Arpan Mondal's Clever Air Quality Monitor Visualizes Data as a Conway's Game of Life Colony

"What if this digital life had to breathe the same air I do," the maker mused — and thus an AQI-linked cell-death algorithm was born.

Maker and aerospace engineer Arpan Mondal has created an air quality monitor with a difference: rather than simple numbers or a gauge with a dial, the current air quality is visualized through the medium of Conway's Game of Life.

"We are surrounded by data that we cannot see. The air quality in our cities fluctuate constantly. But usually, the only way we see this information is by reading a number on a screen like 'AQI 150.' But our brains aren't designed to care about numbers, we are designed to care about life," Mondal explains of the project's inspiration. "I recently became fascinated by Conway's Game of Life. It is a famous computer simulation where 'digital cells' live, die, and reproduce based on simple rules. It is mesmerizing to watch, but it usually exists in a digital void, completely disconnected from the real world. This gave me an idea. What if this digital life had to breathe the same air I do?"

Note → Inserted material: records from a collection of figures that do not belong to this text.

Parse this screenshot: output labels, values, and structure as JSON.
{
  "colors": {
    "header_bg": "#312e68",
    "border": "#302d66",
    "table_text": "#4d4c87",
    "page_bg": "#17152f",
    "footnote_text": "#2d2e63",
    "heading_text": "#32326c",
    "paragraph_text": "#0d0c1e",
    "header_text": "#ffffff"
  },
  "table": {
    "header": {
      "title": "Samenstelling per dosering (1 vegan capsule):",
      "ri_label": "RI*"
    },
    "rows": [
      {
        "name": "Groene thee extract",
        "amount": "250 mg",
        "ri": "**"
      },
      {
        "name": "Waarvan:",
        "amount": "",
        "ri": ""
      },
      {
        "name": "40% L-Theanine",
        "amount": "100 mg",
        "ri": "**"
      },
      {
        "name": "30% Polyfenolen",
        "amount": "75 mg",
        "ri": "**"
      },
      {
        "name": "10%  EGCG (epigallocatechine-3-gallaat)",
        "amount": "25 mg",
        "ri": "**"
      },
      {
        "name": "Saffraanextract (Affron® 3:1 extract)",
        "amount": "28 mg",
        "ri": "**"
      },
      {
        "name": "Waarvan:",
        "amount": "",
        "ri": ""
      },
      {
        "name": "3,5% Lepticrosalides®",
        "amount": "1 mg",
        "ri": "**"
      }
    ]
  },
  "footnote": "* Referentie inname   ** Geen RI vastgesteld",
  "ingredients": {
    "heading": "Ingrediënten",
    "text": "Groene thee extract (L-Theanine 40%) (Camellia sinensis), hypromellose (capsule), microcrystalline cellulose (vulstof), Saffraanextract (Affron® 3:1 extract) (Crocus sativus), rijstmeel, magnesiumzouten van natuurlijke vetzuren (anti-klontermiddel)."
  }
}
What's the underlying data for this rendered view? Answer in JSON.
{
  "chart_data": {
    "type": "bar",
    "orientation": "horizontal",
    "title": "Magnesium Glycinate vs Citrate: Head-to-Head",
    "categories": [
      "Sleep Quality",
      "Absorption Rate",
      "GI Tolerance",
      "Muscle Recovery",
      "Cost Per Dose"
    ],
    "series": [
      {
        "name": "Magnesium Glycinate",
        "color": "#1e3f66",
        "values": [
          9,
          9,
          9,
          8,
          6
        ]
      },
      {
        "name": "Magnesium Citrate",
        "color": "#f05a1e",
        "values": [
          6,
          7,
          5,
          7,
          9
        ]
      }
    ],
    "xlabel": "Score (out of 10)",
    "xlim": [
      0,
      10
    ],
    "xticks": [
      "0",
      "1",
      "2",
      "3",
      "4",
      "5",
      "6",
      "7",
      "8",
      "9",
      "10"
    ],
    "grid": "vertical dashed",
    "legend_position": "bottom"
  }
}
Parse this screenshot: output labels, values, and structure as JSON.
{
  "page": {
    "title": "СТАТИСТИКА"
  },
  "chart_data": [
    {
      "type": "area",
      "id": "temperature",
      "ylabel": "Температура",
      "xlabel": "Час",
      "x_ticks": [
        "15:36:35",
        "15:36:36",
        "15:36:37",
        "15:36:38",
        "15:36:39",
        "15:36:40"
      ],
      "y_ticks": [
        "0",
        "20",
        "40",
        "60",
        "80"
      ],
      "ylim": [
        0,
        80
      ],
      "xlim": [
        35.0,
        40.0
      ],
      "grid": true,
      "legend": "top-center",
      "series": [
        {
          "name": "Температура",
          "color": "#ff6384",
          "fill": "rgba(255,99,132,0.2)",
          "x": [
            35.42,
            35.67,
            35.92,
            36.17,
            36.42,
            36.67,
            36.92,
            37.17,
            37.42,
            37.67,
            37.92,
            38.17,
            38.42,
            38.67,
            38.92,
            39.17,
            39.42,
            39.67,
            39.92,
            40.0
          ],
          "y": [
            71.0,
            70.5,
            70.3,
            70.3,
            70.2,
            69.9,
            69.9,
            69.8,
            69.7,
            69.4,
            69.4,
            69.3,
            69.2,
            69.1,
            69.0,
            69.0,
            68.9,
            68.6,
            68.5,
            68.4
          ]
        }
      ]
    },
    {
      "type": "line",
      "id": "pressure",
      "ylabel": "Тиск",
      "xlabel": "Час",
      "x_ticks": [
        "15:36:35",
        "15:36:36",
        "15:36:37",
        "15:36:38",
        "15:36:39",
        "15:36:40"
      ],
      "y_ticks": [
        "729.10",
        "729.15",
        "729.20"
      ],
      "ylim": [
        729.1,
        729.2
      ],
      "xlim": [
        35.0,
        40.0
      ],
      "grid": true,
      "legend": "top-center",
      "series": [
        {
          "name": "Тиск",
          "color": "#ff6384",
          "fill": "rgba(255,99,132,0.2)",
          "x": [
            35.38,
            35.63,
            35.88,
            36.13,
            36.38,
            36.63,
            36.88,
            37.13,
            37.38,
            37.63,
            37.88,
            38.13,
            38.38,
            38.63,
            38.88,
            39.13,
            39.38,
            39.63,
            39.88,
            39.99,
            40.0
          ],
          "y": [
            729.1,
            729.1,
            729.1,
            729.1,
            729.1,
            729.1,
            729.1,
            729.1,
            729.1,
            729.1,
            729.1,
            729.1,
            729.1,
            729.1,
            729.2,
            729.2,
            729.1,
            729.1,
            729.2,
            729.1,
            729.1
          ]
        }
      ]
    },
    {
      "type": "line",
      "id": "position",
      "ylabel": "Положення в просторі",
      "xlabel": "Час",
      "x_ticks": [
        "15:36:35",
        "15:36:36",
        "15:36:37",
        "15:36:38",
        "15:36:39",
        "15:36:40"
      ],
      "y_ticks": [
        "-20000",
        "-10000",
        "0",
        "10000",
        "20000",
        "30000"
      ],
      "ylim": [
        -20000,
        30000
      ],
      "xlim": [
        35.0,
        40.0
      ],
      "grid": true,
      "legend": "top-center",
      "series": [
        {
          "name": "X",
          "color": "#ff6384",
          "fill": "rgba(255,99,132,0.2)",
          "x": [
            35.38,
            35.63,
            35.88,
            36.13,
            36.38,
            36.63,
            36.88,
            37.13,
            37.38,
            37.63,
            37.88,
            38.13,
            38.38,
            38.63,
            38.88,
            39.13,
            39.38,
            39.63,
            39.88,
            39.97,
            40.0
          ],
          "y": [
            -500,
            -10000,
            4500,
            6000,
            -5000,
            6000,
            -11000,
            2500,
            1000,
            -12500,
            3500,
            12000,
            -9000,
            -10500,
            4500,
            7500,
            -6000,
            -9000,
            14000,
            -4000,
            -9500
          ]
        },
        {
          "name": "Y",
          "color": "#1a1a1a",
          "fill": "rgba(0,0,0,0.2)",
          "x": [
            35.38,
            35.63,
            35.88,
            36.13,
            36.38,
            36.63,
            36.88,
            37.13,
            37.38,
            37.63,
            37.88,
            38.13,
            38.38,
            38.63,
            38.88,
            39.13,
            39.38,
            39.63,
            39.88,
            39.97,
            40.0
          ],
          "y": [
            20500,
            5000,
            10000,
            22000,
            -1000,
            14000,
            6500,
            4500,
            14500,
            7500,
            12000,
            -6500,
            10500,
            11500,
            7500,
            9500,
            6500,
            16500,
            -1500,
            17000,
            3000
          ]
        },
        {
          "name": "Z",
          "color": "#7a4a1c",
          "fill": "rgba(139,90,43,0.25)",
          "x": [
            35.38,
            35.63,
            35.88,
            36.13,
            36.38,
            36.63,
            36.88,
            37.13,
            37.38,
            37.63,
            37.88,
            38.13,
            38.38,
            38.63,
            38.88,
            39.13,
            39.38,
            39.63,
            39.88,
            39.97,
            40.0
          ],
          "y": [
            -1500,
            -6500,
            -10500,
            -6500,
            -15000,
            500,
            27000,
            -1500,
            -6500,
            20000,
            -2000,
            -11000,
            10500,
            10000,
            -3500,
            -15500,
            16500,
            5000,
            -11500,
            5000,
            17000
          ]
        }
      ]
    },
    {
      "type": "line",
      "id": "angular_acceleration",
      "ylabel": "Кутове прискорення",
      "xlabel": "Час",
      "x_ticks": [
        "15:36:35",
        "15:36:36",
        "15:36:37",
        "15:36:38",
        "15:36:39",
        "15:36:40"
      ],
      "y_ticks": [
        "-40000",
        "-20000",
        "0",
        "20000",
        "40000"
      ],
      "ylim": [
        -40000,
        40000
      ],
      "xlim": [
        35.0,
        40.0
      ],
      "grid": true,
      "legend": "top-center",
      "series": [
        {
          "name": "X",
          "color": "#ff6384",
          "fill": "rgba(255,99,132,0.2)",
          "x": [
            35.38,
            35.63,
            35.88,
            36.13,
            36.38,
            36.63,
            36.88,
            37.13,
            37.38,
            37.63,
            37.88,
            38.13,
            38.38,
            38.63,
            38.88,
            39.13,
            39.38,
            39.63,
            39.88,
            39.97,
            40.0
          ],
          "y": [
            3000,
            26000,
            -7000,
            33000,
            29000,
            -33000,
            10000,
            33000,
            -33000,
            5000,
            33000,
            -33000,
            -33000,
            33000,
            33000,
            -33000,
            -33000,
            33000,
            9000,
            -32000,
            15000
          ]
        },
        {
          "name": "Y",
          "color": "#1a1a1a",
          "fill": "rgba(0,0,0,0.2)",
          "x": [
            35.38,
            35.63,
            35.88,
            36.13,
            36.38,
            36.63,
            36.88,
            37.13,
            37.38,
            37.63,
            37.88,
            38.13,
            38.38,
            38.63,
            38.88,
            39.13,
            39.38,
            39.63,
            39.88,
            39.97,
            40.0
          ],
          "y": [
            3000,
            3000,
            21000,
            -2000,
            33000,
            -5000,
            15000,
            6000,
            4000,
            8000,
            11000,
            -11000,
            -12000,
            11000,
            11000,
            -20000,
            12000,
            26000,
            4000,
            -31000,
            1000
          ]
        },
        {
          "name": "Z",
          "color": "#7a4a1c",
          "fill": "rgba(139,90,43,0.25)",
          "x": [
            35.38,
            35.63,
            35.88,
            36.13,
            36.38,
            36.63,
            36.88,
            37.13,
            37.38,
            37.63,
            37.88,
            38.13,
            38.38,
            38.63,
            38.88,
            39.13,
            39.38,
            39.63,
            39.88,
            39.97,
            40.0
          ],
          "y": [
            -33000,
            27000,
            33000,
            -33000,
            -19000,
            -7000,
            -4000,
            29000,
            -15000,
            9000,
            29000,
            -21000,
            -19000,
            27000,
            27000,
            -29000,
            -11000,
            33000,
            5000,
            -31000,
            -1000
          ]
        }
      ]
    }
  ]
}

Forget dry AQI readouts: this air quality monitor injects real-world air quality data into Conway's Game of Life. (📹: Arpan Mondal)

The idea is simple — the four standard rules of Conway's Game of Life, which control which cells are able to reproduce and will die based on loneliness, overcrowding, survival, and birth, are supplemented by two new rules: a high air quality index allows the cells to thrive, seeded with new life; a low air quality index creates a "poisonous" environment with randomized cell death causing a struggling, fractured colony.

The heart of the build is a low-cost Espressif ESP32-based development board, driving a compact 1.12" single-color OLED display panel built into a 3D-printed shell designed to evoke the aesthetic of a vintage cathode-ray tube (CRT) display in miniature. A "Gardener Algorithm" ensures that the colony won't entirely die out or stagnate, to keep things interesting, while live air quality data is pulled down over the microcontroller's built-in Wi-Fi connection: anything below an AQI of 100 runs the simulation under normal rules, while >100 introduces a two percent chance of random cell death rising to five percent above an AQI of 150.

When the air quality drops in the real world, randomized cell death is introduced into the colony's rules. (📹: Arpan Mondal)

"What surprised me most about this project wasn't the code or the hardware, it was how addictive it is to just watch," Mondal notes. "The emergence of gliders skating across the screen, spaceships cruising past, oscillators blinking rhythmically… I've found myself staring at this tiny TV for hours without realizing it, the same way people watch fish tanks or crackling fires. Except this aquarium is filled with digital life that breathes my air. On days when the pollution is high, the colony visibly struggles. The bustling patterns become sparse and chaotic. It's a sobering reminder that the invisible data we ignore on our phones has real consequences, even if only for digital creatures."

The project is documented in full on Instructables, including source code and STL files under an unspecified open source license.